This December marks the 100th anniversary of the moment when an “idea” for a new national park in the eastern United States changed into a “movement.” A group of business and community leaders in Knoxville, Tennessee, sat around a table and established the Great Smoky Mountains Conservation Association –and charged themselves with making the Great Smoky Mountains National Park that we know and cherish today a distinct reality.

A new article in the Fall 2023 issue of Smokies Life, written by Albert Bedinger, Paul James, and Ken Wise, details and celebrates our centennial and highlights key visionaries and leaders, such as Willis and Annie Davis, who along with Col.

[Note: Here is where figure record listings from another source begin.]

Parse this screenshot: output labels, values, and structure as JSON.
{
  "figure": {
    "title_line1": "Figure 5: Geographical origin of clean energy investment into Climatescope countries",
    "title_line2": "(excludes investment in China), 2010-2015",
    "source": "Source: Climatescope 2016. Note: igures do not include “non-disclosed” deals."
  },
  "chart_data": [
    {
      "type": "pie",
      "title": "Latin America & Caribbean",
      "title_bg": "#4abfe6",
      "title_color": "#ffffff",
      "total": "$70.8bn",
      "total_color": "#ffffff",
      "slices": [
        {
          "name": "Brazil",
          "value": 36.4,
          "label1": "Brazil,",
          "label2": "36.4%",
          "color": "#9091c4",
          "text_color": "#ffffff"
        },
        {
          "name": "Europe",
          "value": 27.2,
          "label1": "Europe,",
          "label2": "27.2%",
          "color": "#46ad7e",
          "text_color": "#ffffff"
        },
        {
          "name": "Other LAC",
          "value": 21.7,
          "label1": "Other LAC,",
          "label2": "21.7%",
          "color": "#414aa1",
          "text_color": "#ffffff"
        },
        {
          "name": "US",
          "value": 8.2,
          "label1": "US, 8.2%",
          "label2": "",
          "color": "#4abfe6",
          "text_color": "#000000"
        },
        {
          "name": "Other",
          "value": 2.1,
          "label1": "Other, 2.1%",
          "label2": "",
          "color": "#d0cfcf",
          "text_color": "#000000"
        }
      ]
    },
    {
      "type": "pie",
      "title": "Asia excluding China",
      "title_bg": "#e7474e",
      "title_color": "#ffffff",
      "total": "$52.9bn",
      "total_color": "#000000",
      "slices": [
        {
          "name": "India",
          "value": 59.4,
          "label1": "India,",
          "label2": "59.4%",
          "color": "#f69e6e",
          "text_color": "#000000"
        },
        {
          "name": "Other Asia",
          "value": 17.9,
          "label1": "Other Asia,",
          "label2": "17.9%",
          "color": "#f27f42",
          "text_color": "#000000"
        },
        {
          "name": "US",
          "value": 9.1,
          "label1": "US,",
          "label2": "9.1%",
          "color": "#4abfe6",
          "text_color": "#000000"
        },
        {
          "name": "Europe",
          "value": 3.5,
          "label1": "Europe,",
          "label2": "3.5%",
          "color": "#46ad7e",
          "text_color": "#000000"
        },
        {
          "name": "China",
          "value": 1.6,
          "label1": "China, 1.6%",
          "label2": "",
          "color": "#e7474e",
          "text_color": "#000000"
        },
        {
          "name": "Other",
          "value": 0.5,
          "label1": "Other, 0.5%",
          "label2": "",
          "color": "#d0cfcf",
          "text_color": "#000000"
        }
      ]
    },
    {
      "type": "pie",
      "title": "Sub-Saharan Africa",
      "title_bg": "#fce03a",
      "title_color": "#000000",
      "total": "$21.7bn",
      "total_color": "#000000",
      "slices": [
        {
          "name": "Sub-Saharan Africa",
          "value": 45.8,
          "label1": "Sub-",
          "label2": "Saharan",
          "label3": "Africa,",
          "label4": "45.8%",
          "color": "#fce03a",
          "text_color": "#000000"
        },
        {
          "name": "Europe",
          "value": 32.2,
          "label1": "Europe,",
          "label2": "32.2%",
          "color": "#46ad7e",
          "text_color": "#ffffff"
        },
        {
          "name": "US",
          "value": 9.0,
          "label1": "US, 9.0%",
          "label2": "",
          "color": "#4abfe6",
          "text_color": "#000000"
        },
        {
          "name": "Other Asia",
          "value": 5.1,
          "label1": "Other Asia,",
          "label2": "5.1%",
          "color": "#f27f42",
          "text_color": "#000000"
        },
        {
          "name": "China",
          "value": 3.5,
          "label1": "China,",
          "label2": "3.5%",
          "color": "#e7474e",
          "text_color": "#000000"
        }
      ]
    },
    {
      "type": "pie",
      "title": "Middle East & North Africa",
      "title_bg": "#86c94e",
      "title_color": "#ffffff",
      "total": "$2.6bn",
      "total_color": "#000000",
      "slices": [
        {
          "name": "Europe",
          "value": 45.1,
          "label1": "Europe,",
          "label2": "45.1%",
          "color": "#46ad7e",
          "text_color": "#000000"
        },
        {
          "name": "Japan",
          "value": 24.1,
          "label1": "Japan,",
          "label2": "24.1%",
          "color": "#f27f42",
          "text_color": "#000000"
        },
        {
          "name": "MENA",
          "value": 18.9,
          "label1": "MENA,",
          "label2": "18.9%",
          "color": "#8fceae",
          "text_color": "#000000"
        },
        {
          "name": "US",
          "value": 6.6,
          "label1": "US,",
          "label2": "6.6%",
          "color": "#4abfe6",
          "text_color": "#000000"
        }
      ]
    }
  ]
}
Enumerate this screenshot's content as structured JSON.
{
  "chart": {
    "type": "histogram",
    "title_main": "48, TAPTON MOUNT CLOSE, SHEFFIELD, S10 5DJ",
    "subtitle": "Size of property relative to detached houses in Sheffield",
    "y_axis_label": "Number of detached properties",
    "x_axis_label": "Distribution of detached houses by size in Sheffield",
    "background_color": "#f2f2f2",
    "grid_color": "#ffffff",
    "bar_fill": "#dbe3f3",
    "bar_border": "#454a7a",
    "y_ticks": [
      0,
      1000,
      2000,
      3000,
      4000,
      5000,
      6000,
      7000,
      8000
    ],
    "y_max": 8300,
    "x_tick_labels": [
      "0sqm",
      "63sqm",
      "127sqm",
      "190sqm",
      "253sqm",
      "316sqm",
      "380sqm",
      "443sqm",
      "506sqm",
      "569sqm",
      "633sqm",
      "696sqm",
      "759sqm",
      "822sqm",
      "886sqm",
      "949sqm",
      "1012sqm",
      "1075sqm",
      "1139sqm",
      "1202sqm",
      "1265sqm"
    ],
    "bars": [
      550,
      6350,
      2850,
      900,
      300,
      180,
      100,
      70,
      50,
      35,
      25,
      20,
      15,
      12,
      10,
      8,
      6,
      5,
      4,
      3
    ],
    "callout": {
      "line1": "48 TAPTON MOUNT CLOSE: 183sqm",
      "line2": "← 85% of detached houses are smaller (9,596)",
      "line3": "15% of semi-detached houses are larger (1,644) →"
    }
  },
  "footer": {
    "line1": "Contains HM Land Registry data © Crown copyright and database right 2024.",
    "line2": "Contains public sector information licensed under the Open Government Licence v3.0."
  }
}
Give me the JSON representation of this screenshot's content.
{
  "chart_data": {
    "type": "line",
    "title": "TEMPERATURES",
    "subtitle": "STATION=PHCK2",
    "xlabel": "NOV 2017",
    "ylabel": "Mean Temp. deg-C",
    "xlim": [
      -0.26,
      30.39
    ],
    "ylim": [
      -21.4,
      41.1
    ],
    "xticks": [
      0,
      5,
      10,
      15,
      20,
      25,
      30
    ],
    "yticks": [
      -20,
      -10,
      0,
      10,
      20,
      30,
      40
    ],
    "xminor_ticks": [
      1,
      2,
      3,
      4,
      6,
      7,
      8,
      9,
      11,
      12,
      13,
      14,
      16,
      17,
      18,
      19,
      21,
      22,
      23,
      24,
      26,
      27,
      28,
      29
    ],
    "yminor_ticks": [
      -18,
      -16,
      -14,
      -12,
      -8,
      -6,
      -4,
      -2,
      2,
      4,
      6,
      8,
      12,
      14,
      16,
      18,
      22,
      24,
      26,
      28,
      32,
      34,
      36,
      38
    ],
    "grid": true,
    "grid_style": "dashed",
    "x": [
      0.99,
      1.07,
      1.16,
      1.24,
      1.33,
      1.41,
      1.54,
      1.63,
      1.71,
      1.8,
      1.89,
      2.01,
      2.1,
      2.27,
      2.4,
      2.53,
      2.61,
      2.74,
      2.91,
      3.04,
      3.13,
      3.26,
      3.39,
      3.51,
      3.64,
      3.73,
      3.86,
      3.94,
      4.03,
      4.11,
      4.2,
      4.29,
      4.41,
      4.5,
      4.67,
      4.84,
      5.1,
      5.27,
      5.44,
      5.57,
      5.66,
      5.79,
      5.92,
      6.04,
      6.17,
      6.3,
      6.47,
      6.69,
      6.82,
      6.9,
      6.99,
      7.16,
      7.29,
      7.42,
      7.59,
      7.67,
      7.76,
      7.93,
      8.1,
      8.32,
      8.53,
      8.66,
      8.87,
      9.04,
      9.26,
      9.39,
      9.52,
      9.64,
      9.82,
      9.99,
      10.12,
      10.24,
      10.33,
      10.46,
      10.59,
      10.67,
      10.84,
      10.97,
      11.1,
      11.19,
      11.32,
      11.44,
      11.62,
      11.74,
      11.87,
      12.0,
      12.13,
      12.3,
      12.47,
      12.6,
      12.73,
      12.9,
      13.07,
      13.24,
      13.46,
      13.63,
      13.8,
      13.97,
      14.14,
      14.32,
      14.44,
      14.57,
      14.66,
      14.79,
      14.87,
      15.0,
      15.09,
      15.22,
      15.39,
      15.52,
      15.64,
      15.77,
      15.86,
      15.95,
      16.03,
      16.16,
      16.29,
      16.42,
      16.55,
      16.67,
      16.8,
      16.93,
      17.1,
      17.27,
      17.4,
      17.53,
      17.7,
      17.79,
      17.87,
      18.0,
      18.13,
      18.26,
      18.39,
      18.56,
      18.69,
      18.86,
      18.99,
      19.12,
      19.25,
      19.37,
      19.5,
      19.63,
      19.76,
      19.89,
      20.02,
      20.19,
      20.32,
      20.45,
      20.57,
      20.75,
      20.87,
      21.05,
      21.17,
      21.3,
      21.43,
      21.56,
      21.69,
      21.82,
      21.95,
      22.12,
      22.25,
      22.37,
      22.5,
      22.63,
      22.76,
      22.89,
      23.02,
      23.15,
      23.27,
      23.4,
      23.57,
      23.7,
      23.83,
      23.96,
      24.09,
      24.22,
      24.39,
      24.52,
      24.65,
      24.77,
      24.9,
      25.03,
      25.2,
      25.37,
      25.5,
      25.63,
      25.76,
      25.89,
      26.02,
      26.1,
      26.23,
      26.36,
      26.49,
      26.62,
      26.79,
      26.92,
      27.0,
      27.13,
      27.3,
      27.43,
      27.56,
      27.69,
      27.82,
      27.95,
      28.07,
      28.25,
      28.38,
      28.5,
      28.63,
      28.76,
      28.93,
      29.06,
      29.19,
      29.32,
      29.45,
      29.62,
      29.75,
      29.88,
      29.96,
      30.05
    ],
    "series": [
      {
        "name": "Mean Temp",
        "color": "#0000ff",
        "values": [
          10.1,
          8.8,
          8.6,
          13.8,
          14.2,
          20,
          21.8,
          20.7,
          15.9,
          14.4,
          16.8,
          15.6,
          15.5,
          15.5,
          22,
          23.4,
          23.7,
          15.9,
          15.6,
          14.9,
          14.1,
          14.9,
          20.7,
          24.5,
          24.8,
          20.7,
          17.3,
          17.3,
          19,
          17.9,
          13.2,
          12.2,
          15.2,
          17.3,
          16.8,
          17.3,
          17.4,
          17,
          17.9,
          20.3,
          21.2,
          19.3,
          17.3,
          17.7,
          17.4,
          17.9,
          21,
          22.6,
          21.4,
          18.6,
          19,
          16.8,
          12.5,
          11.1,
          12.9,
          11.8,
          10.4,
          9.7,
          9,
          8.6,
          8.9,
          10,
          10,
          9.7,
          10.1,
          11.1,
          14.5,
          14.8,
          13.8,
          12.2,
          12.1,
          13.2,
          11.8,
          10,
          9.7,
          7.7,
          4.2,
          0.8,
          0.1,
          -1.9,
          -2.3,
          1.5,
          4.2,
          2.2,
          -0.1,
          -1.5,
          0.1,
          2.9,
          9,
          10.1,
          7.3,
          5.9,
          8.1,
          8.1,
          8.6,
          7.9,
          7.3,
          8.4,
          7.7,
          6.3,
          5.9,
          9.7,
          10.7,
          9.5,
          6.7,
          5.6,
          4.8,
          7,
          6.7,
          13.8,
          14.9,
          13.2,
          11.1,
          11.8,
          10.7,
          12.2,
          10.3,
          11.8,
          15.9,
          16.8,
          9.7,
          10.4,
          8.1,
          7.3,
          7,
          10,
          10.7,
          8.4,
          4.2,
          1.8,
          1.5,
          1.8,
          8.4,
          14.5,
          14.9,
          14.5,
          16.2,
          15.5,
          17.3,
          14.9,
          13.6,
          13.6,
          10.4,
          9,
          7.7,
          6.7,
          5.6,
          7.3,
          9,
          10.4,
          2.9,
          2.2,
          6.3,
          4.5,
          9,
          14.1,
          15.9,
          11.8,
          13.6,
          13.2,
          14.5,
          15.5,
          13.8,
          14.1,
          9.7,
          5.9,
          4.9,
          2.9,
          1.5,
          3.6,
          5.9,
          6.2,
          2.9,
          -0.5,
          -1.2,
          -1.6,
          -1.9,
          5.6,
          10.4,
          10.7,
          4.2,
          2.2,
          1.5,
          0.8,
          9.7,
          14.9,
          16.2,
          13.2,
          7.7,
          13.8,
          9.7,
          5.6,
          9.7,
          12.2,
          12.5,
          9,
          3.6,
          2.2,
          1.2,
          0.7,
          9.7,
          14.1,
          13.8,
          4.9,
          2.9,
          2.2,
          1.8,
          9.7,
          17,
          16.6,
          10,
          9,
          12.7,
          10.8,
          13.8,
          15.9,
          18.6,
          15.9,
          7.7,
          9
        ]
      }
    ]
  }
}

David Chapman and others, led early but pivotal efforts to rally and galvanize support in Knoxville, and Washington D.C.

Willis P. Davis (GSMNP Archive)

Willis P. Davis (GSMNP Archive)

“On October 22, 1923, (Willis) Davis called a meeting of the Knoxville Automobile Association, of which he was a member, during which he floated the idea for a campaign for the establishment of a national park in the Smokies.  A committee of three, Davis, Dan Chambliss, and Frank Flenniken, were appointed to confer with the Knoxville Board of Commerce and assess their interest in the park idea.  By November 5, Davis had met with Congressman J. Will Taylor and secured his support in moving forward with the park proposal.

Only after these meetings did Davis call together a group that would form the nucleus of the Great Smoky Mountains Conservation Association.  In addition to Davis, the group included Judge H. B. Lindsay, Forrest Andrews, Judge D. C. Webb, David C. Chapman, Cowan Rodgers, James B. Wright, and J. W. Brownlee.  Meeting in Judge Lindsay’s chambers on December 21, 1923, the group resolved to organize “for the purpose of advocating, fostering and furthering the establishment of a national park in the Smoky Mountain region of the states of Tennessee and North Carolina.”